Worse still, Trump's goal here has nothing to do with the actual trade between the two nations. Rather, he is using tariffs as a blunt-force instrument to strong-arm Mexico into curbing the recent surge of immigrant crossings at the U.S. southern border.

Many of those crossing are not Mexican nationals, but refugees from countries farther south. With little warning and fewer details, Trump simply announced in a recent tweet that, "On June 10th, the United States will impose a 5% Tariff on all goods coming into our Country from Mexico, until such time as illegal migrants coming through Mexico, and into our Country, STOP. The Tariff will gradually increase until the Illegal Immigration problem is remedied." It was later learned that the rate could rise to 25% unless Mexico complied with a directive that is vague at best.

This kind of autocratic behavior is intolerable when the actions of one individual carry such risk for so many. The fallout from Trump's trade tirades is becoming increasingly evident in Minnesota.

As Trump has threatened and bullied this nation's closest allies, numbers have started to shift. Minnesota exports to top trade partner Canada fell 3% in the first quarter of 2019. Exports to third-ranked China plummeted 13% in the same period. Minnesota soybean and pork producers felt the sting there. Overall exports to Mexico grew 5% in the same period, but a closer look reveals that food byproducts and meat exports are both down. It is Minnesota's top destination for exports of corn, poultry, wheat and dairy and a close second for pork and soybeans.

New tariffs, regardless of the Trump administration's spin, would inflict needless costs for Minnesota's producers and consumers alike. And there is the distinct probability that Mexico would respond in kind with retaliatory tariffs on U.S. goods. After years of duty-free trade, Mexico, the U.S. and Canada have developed intricately interlocking economic relationships and supply chains on everything from car parts to corn. The U.S.-Mexico trade relationship alone amounted to $678 billion last year. That is not something to be jeopardized lightly.

As we've noted before, the power to unilaterally enact tariffs has, in Trump's undiscerning hands, become a weapon that is causing havoc with long-established trade relationships. If there is no other guardrail here, an absolute one should be a prohibition against using tariffs for issues unrelated to trade. Trump's unwillingness to work with Congress on comprehensive immigration reform does not entitle him to wreck vital trade relationships.

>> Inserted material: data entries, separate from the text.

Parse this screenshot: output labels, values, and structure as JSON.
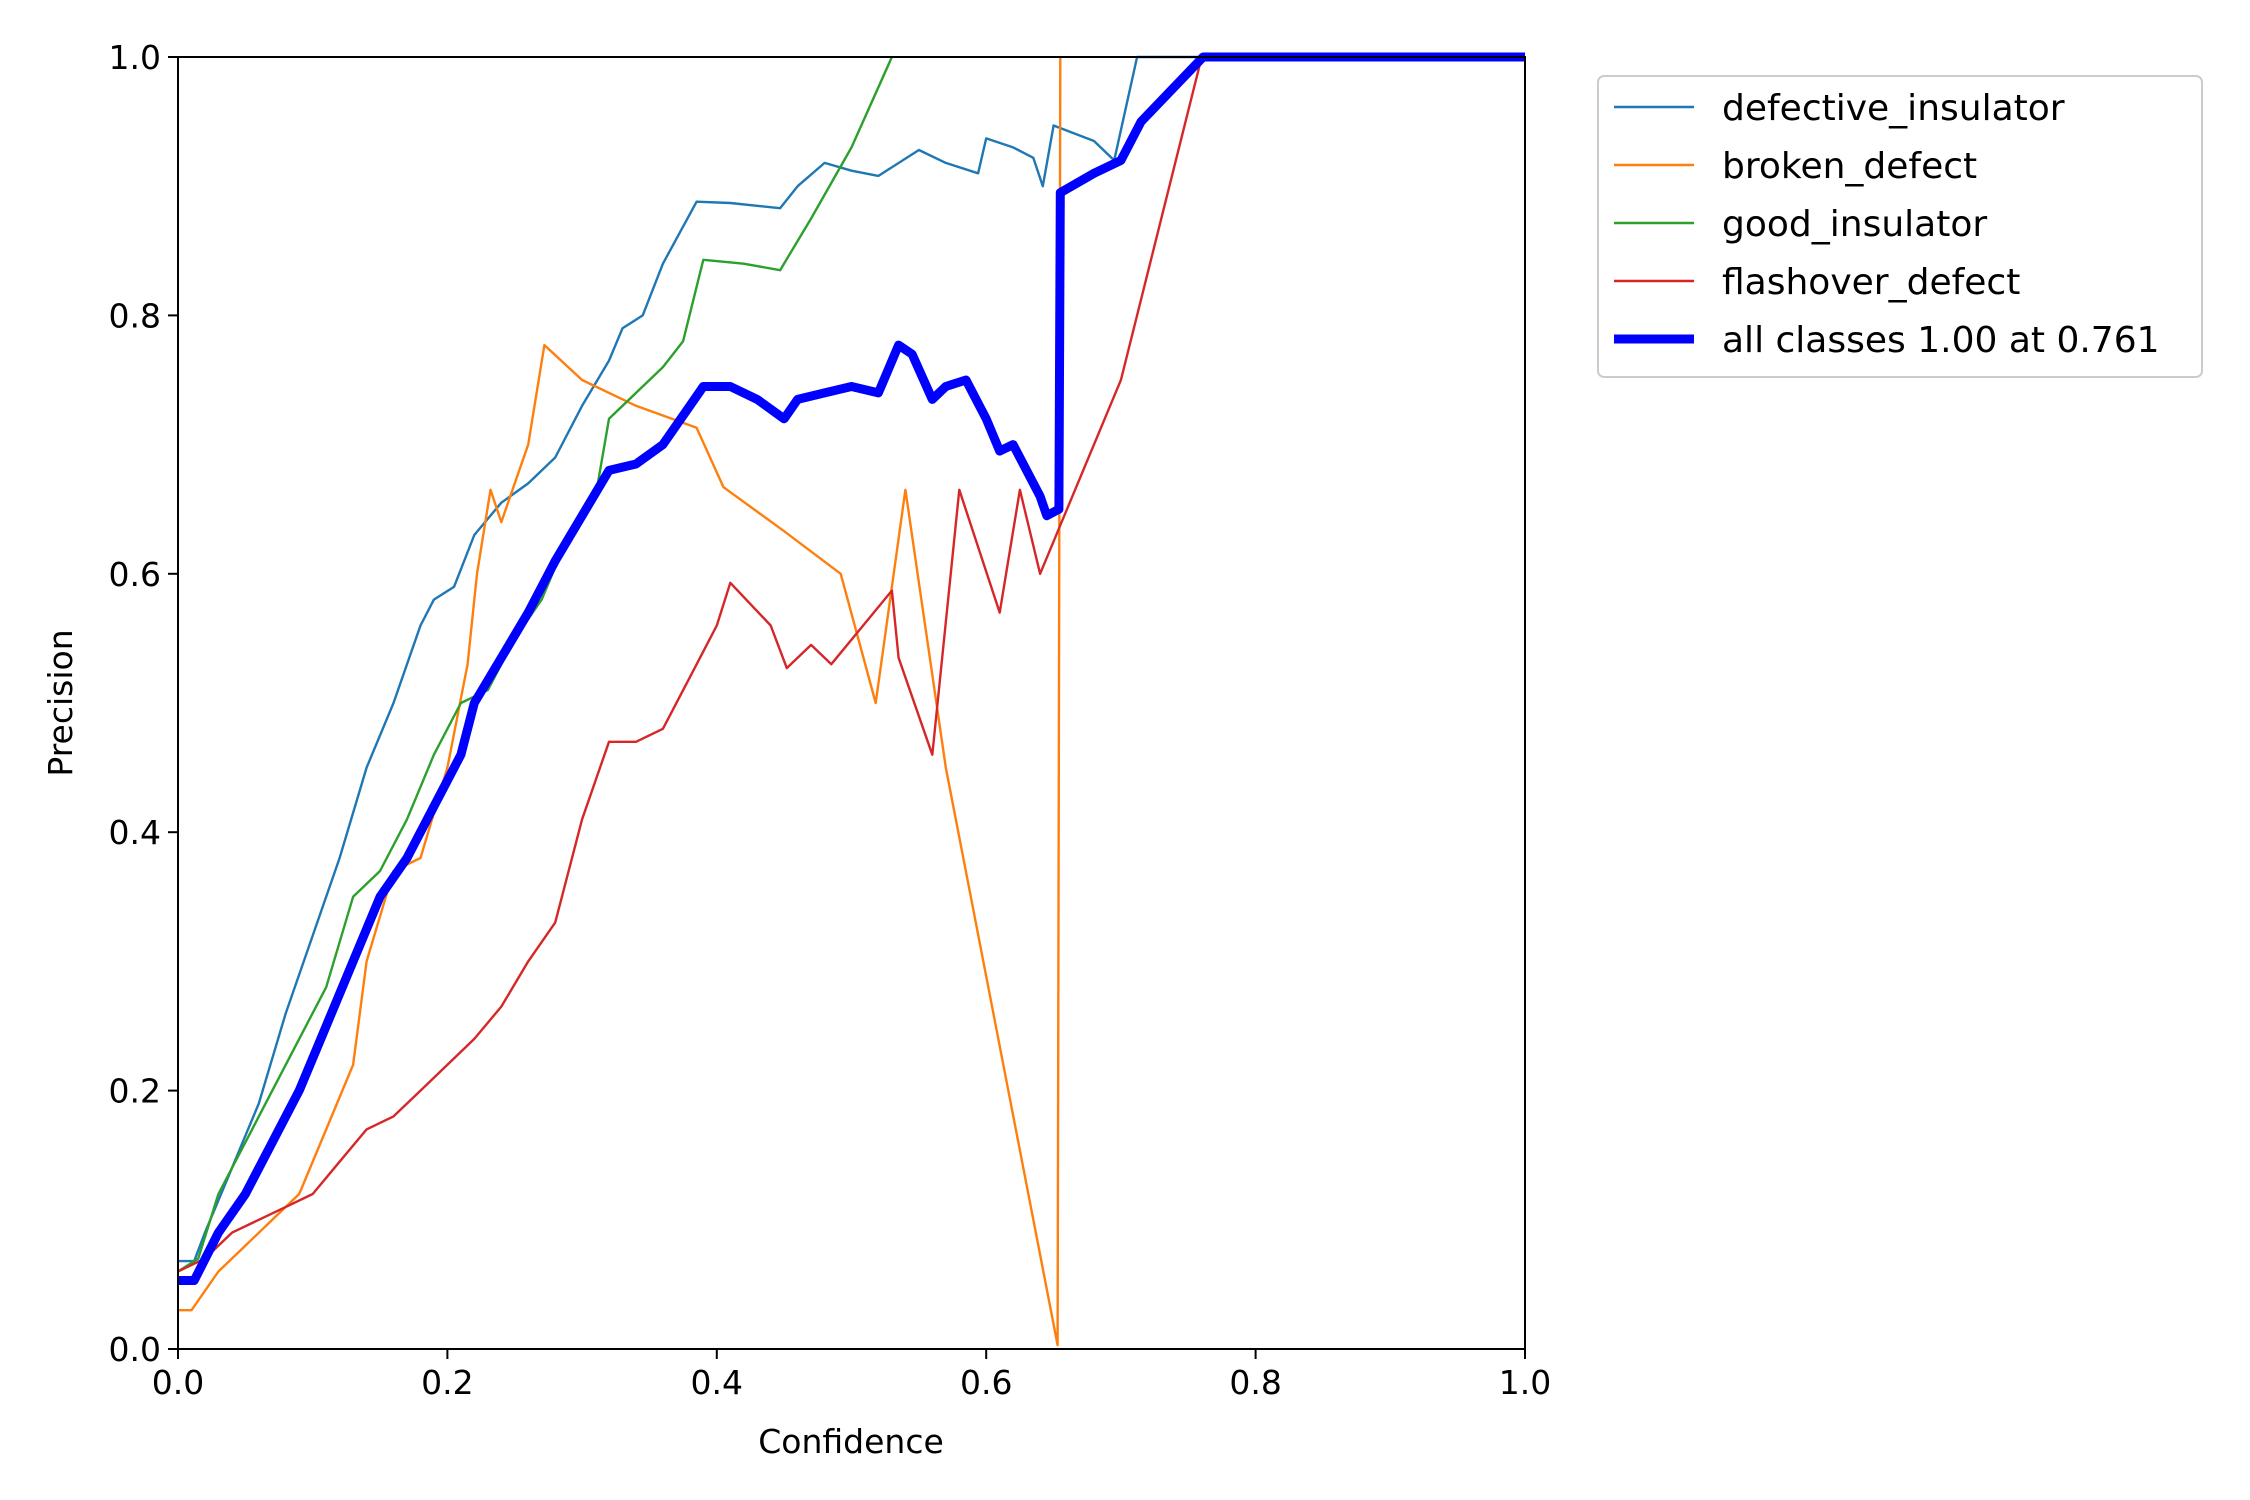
{
  "chart_data": {
    "type": "line",
    "title": "",
    "xlabel": "Confidence",
    "ylabel": "Precision",
    "xlim": [
      0,
      1
    ],
    "ylim": [
      0,
      1
    ],
    "xticks": [
      "0.0",
      "0.2",
      "0.4",
      "0.6",
      "0.8",
      "1.0"
    ],
    "yticks": [
      "0.0",
      "0.2",
      "0.4",
      "0.6",
      "0.8",
      "1.0"
    ],
    "grid": false,
    "legend_position": "outside-top-right",
    "series": [
      {
        "name": "defective_insulator",
        "color": "#1f77b4",
        "width": "thin",
        "points": [
          [
            0,
            0.068
          ],
          [
            0.012,
            0.068
          ],
          [
            0.02,
            0.09
          ],
          [
            0.04,
            0.14
          ],
          [
            0.06,
            0.19
          ],
          [
            0.08,
            0.26
          ],
          [
            0.1,
            0.32
          ],
          [
            0.12,
            0.38
          ],
          [
            0.14,
            0.45
          ],
          [
            0.16,
            0.5
          ],
          [
            0.18,
            0.56
          ],
          [
            0.19,
            0.58
          ],
          [
            0.205,
            0.59
          ],
          [
            0.22,
            0.63
          ],
          [
            0.24,
            0.655
          ],
          [
            0.26,
            0.67
          ],
          [
            0.28,
            0.69
          ],
          [
            0.3,
            0.73
          ],
          [
            0.32,
            0.765
          ],
          [
            0.33,
            0.79
          ],
          [
            0.345,
            0.8
          ],
          [
            0.36,
            0.84
          ],
          [
            0.385,
            0.888
          ],
          [
            0.41,
            0.887
          ],
          [
            0.447,
            0.883
          ],
          [
            0.46,
            0.9
          ],
          [
            0.48,
            0.918
          ],
          [
            0.5,
            0.912
          ],
          [
            0.52,
            0.908
          ],
          [
            0.55,
            0.928
          ],
          [
            0.57,
            0.918
          ],
          [
            0.594,
            0.91
          ],
          [
            0.6,
            0.937
          ],
          [
            0.62,
            0.93
          ],
          [
            0.635,
            0.922
          ],
          [
            0.642,
            0.9
          ],
          [
            0.65,
            0.947
          ],
          [
            0.68,
            0.935
          ],
          [
            0.695,
            0.92
          ],
          [
            0.712,
            1.0
          ],
          [
            1.0,
            1.0
          ]
        ]
      },
      {
        "name": "broken_defect",
        "color": "#ff7f0e",
        "width": "thin",
        "points": [
          [
            0,
            0.03
          ],
          [
            0.01,
            0.03
          ],
          [
            0.03,
            0.06
          ],
          [
            0.05,
            0.08
          ],
          [
            0.07,
            0.1
          ],
          [
            0.09,
            0.12
          ],
          [
            0.11,
            0.17
          ],
          [
            0.13,
            0.22
          ],
          [
            0.14,
            0.3
          ],
          [
            0.16,
            0.37
          ],
          [
            0.18,
            0.38
          ],
          [
            0.2,
            0.45
          ],
          [
            0.215,
            0.53
          ],
          [
            0.222,
            0.6
          ],
          [
            0.232,
            0.665
          ],
          [
            0.24,
            0.64
          ],
          [
            0.26,
            0.7
          ],
          [
            0.272,
            0.777
          ],
          [
            0.3,
            0.75
          ],
          [
            0.34,
            0.73
          ],
          [
            0.385,
            0.713
          ],
          [
            0.405,
            0.667
          ],
          [
            0.45,
            0.633
          ],
          [
            0.492,
            0.6
          ],
          [
            0.518,
            0.5
          ],
          [
            0.54,
            0.665
          ],
          [
            0.57,
            0.45
          ],
          [
            0.653,
            0.003
          ],
          [
            0.655,
            1.0
          ]
        ]
      },
      {
        "name": "good_insulator",
        "color": "#2ca02c",
        "width": "thin",
        "points": [
          [
            0,
            0.06
          ],
          [
            0.015,
            0.07
          ],
          [
            0.03,
            0.12
          ],
          [
            0.05,
            0.16
          ],
          [
            0.07,
            0.2
          ],
          [
            0.09,
            0.24
          ],
          [
            0.11,
            0.28
          ],
          [
            0.13,
            0.35
          ],
          [
            0.15,
            0.37
          ],
          [
            0.17,
            0.41
          ],
          [
            0.19,
            0.46
          ],
          [
            0.21,
            0.5
          ],
          [
            0.23,
            0.51
          ],
          [
            0.25,
            0.55
          ],
          [
            0.27,
            0.58
          ],
          [
            0.29,
            0.63
          ],
          [
            0.31,
            0.66
          ],
          [
            0.32,
            0.72
          ],
          [
            0.34,
            0.74
          ],
          [
            0.36,
            0.76
          ],
          [
            0.375,
            0.78
          ],
          [
            0.39,
            0.843
          ],
          [
            0.42,
            0.84
          ],
          [
            0.447,
            0.835
          ],
          [
            0.47,
            0.875
          ],
          [
            0.5,
            0.93
          ],
          [
            0.53,
            1.0
          ]
        ]
      },
      {
        "name": "flashover_defect",
        "color": "#d62728",
        "width": "thin",
        "points": [
          [
            0,
            0.06
          ],
          [
            0.02,
            0.07
          ],
          [
            0.04,
            0.09
          ],
          [
            0.06,
            0.1
          ],
          [
            0.08,
            0.11
          ],
          [
            0.1,
            0.12
          ],
          [
            0.12,
            0.145
          ],
          [
            0.14,
            0.17
          ],
          [
            0.16,
            0.18
          ],
          [
            0.18,
            0.2
          ],
          [
            0.2,
            0.22
          ],
          [
            0.22,
            0.24
          ],
          [
            0.24,
            0.265
          ],
          [
            0.26,
            0.3
          ],
          [
            0.28,
            0.33
          ],
          [
            0.3,
            0.41
          ],
          [
            0.32,
            0.47
          ],
          [
            0.34,
            0.47
          ],
          [
            0.36,
            0.48
          ],
          [
            0.38,
            0.52
          ],
          [
            0.4,
            0.56
          ],
          [
            0.41,
            0.593
          ],
          [
            0.44,
            0.56
          ],
          [
            0.452,
            0.527
          ],
          [
            0.47,
            0.545
          ],
          [
            0.485,
            0.53
          ],
          [
            0.53,
            0.587
          ],
          [
            0.535,
            0.535
          ],
          [
            0.56,
            0.46
          ],
          [
            0.58,
            0.665
          ],
          [
            0.61,
            0.57
          ],
          [
            0.625,
            0.665
          ],
          [
            0.64,
            0.6
          ],
          [
            0.66,
            0.65
          ],
          [
            0.7,
            0.75
          ],
          [
            0.76,
            1.0
          ],
          [
            1.0,
            1.0
          ]
        ]
      },
      {
        "name": "all classes 1.00 at 0.761",
        "color": "#0000ff",
        "width": "thick",
        "points": [
          [
            0,
            0.053
          ],
          [
            0.012,
            0.053
          ],
          [
            0.03,
            0.09
          ],
          [
            0.05,
            0.12
          ],
          [
            0.07,
            0.16
          ],
          [
            0.09,
            0.2
          ],
          [
            0.11,
            0.25
          ],
          [
            0.13,
            0.3
          ],
          [
            0.15,
            0.35
          ],
          [
            0.17,
            0.38
          ],
          [
            0.19,
            0.42
          ],
          [
            0.21,
            0.46
          ],
          [
            0.22,
            0.5
          ],
          [
            0.24,
            0.535
          ],
          [
            0.26,
            0.57
          ],
          [
            0.28,
            0.61
          ],
          [
            0.3,
            0.645
          ],
          [
            0.32,
            0.68
          ],
          [
            0.34,
            0.685
          ],
          [
            0.36,
            0.7
          ],
          [
            0.38,
            0.73
          ],
          [
            0.39,
            0.745
          ],
          [
            0.41,
            0.745
          ],
          [
            0.43,
            0.735
          ],
          [
            0.45,
            0.72
          ],
          [
            0.46,
            0.735
          ],
          [
            0.48,
            0.74
          ],
          [
            0.5,
            0.745
          ],
          [
            0.52,
            0.74
          ],
          [
            0.535,
            0.777
          ],
          [
            0.545,
            0.77
          ],
          [
            0.56,
            0.735
          ],
          [
            0.57,
            0.745
          ],
          [
            0.585,
            0.75
          ],
          [
            0.6,
            0.72
          ],
          [
            0.61,
            0.695
          ],
          [
            0.62,
            0.7
          ],
          [
            0.64,
            0.66
          ],
          [
            0.645,
            0.645
          ],
          [
            0.654,
            0.65
          ],
          [
            0.655,
            0.895
          ],
          [
            0.68,
            0.91
          ],
          [
            0.7,
            0.92
          ],
          [
            0.715,
            0.95
          ],
          [
            0.761,
            1.0
          ],
          [
            1.0,
            1.0
          ]
        ]
      }
    ]
  }
}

This country should both secure its borders and entry points while also figuring out a humane, reasonable way to deal with the growing numbers of refugees, many of them families fleeing violence in their home countries. That kind of nuanced, effective policy will come about through respectful collaborations with Congress and the Mexican government, which is both a sovereign nation and strong U.S. ally and trading partner.

Still hanging in the balance is the U.S.-Mexico-Canada (USMC) trade agreement that replaced NAFTA, which governed economic relations across North America for decades. House Agricultural Committee Chairman Collin Peterson, D-Minn., told CBS recently that new tariffs on Mexico would make congressional ratification of the new agreement "virtually impossible."

It's no secret by now that Trump is enamored of tariffs in large measure because he can wield them on little more than his own whim. Allowing him to broaden his power to issues not related to trade is a precedent this country dare not set.